Hatte das auch mit dem Strom auf den USB anschlüssen Bei meinen Bord wars nach einem Bios update plötzlich weg


----------



## Combi (18. Februar 2013)

hallo,alle wollen saft auf den usb,damit das handy zb weiterlädt.
das kannst du in den systemeinstellungen ausschalten.
mein roccat-apuri mousebungey leuchtet auch ständig blau...na und?!lass es leuchten...
aber denk dran,viele geräte brauchen die 5 volt auf den usb,zb externe hdd´s.


----------



## Bratwurstmobil (19. Februar 2013)

@Timblutaxt: Ja, das könnte die Funktion "App Charger" sein. Ich wüsst aber nicht wie man die deaktiviert. Funktionierte auch nicht immer zuverlässig. Manchmal durfte ich trotz angeklemmten Gerätes morgens verschlafen.

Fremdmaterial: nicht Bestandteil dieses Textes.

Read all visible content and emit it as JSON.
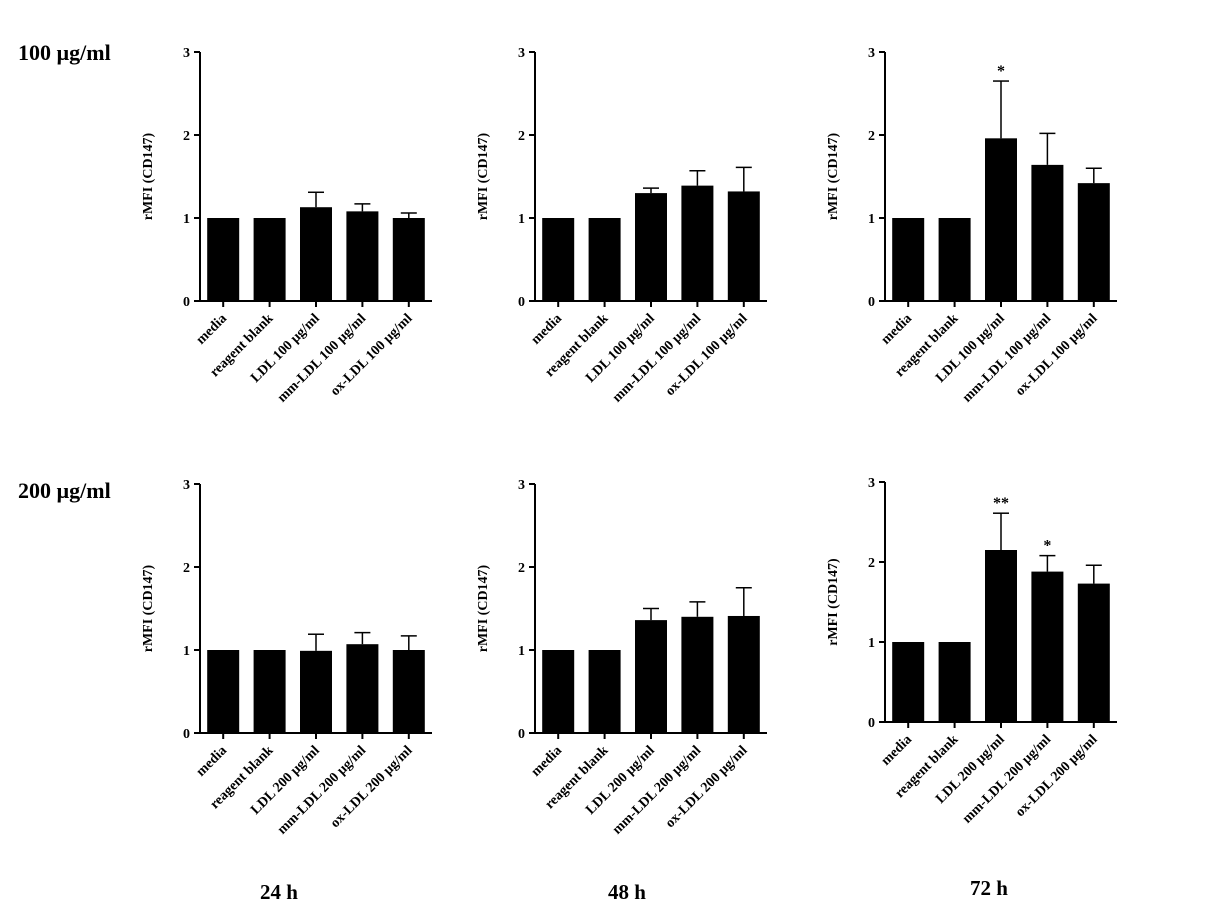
{
  "row_labels": [
    "100 µg/ml",
    "200 µg/ml"
  ],
  "col_labels": [
    "24 h",
    "48 h",
    "72 h"
  ],
  "chart_data": [
    {
      "type": "bar",
      "row": 0,
      "col": 0,
      "ylabel": "rMFI (CD147)",
      "ylim": [
        0,
        3
      ],
      "yticks": [
        "0",
        "1",
        "2",
        "3"
      ],
      "categories": [
        "media",
        "reagent blank",
        "LDL 100 µg/ml",
        "mm-LDL 100 µg/ml",
        "ox-LDL 100 µg/ml"
      ],
      "values": [
        1.0,
        1.0,
        1.13,
        1.08,
        1.0
      ],
      "error_upper": [
        0,
        0,
        0.18,
        0.09,
        0.06
      ],
      "annotations": [
        "",
        "",
        "",
        "",
        ""
      ]
    },
    {
      "type": "bar",
      "row": 0,
      "col": 1,
      "ylabel": "rMFI (CD147)",
      "ylim": [
        0,
        3
      ],
      "yticks": [
        "0",
        "1",
        "2",
        "3"
      ],
      "categories": [
        "media",
        "reagent blank",
        "LDL 100 µg/ml",
        "mm-LDL 100 µg/ml",
        "ox-LDL 100 µg/ml"
      ],
      "values": [
        1.0,
        1.0,
        1.3,
        1.39,
        1.32
      ],
      "error_upper": [
        0,
        0,
        0.06,
        0.18,
        0.29
      ],
      "annotations": [
        "",
        "",
        "",
        "",
        ""
      ]
    },
    {
      "type": "bar",
      "row": 0,
      "col": 2,
      "ylabel": "rMFI (CD147)",
      "ylim": [
        0,
        3
      ],
      "yticks": [
        "0",
        "1",
        "2",
        "3"
      ],
      "categories": [
        "media",
        "reagent blank",
        "LDL 100 µg/ml",
        "mm-LDL 100 µg/ml",
        "ox-LDL 100 µg/ml"
      ],
      "values": [
        1.0,
        1.0,
        1.96,
        1.64,
        1.42
      ],
      "error_upper": [
        0,
        0,
        0.69,
        0.38,
        0.18
      ],
      "annotations": [
        "",
        "",
        "*",
        "",
        ""
      ]
    },
    {
      "type": "bar",
      "row": 1,
      "col": 0,
      "ylabel": "rMFI (CD147)",
      "ylim": [
        0,
        3
      ],
      "yticks": [
        "0",
        "1",
        "2",
        "3"
      ],
      "categories": [
        "media",
        "reagent blank",
        "LDL 200 µg/ml",
        "mm-LDL 200 µg/ml",
        "ox-LDL 200 µg/ml"
      ],
      "values": [
        1.0,
        1.0,
        0.99,
        1.07,
        1.0
      ],
      "error_upper": [
        0,
        0,
        0.2,
        0.14,
        0.17
      ],
      "annotations": [
        "",
        "",
        "",
        "",
        ""
      ]
    },
    {
      "type": "bar",
      "row": 1,
      "col": 1,
      "ylabel": "rMFI (CD147)",
      "ylim": [
        0,
        3
      ],
      "yticks": [
        "0",
        "1",
        "2",
        "3"
      ],
      "categories": [
        "media",
        "reagent blank",
        "LDL 200 µg/ml",
        "mm-LDL 200 µg/ml",
        "ox-LDL 200 µg/ml"
      ],
      "values": [
        1.0,
        1.0,
        1.36,
        1.4,
        1.41
      ],
      "error_upper": [
        0,
        0,
        0.14,
        0.18,
        0.34
      ],
      "annotations": [
        "",
        "",
        "",
        "",
        ""
      ]
    },
    {
      "type": "bar",
      "row": 1,
      "col": 2,
      "ylabel": "rMFI (CD147)",
      "ylim": [
        0,
        3
      ],
      "yticks": [
        "0",
        "1",
        "2",
        "3"
      ],
      "categories": [
        "media",
        "reagent blank",
        "LDL 200 µg/ml",
        "mm-LDL 200 µg/ml",
        "ox-LDL 200 µg/ml"
      ],
      "values": [
        1.0,
        1.0,
        2.15,
        1.88,
        1.73
      ],
      "error_upper": [
        0,
        0,
        0.46,
        0.2,
        0.23
      ],
      "annotations": [
        "",
        "",
        "**",
        "*",
        ""
      ]
    }
  ],
  "colors": {
    "bar": "#000000",
    "axis": "#000000",
    "background": "#ffffff"
  }
}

@Westcoast: Ja, aber doch nicht die ganze Nacht lang, besonders bei einem 5.1-Headset, welches so viel Strom frisst, dass es zwei USB-Hubs beschlagnahmt. Wenn ich den Netzschalter umlege, dann hat das HS noch ca. 30 Sekunden Strom, bis es aus geht. Saugt die Kondensatoren also regelrecht leer.

@bmw: Verschone mich bloß mit einem BIOS Update.  Hab grad eins von V1.10 auf V1.80 gemacht, in der Hoffnung, dass es dann behoben ist oder sich zumindest ne Funktion finden lässt. Jetzt geht das HS gar nicht mehr aus. Sobald ich den Netzschalter umlege, brennt das Headset lichterloh, auch wenn der PC (UEFI-geregelt) aus bleibt.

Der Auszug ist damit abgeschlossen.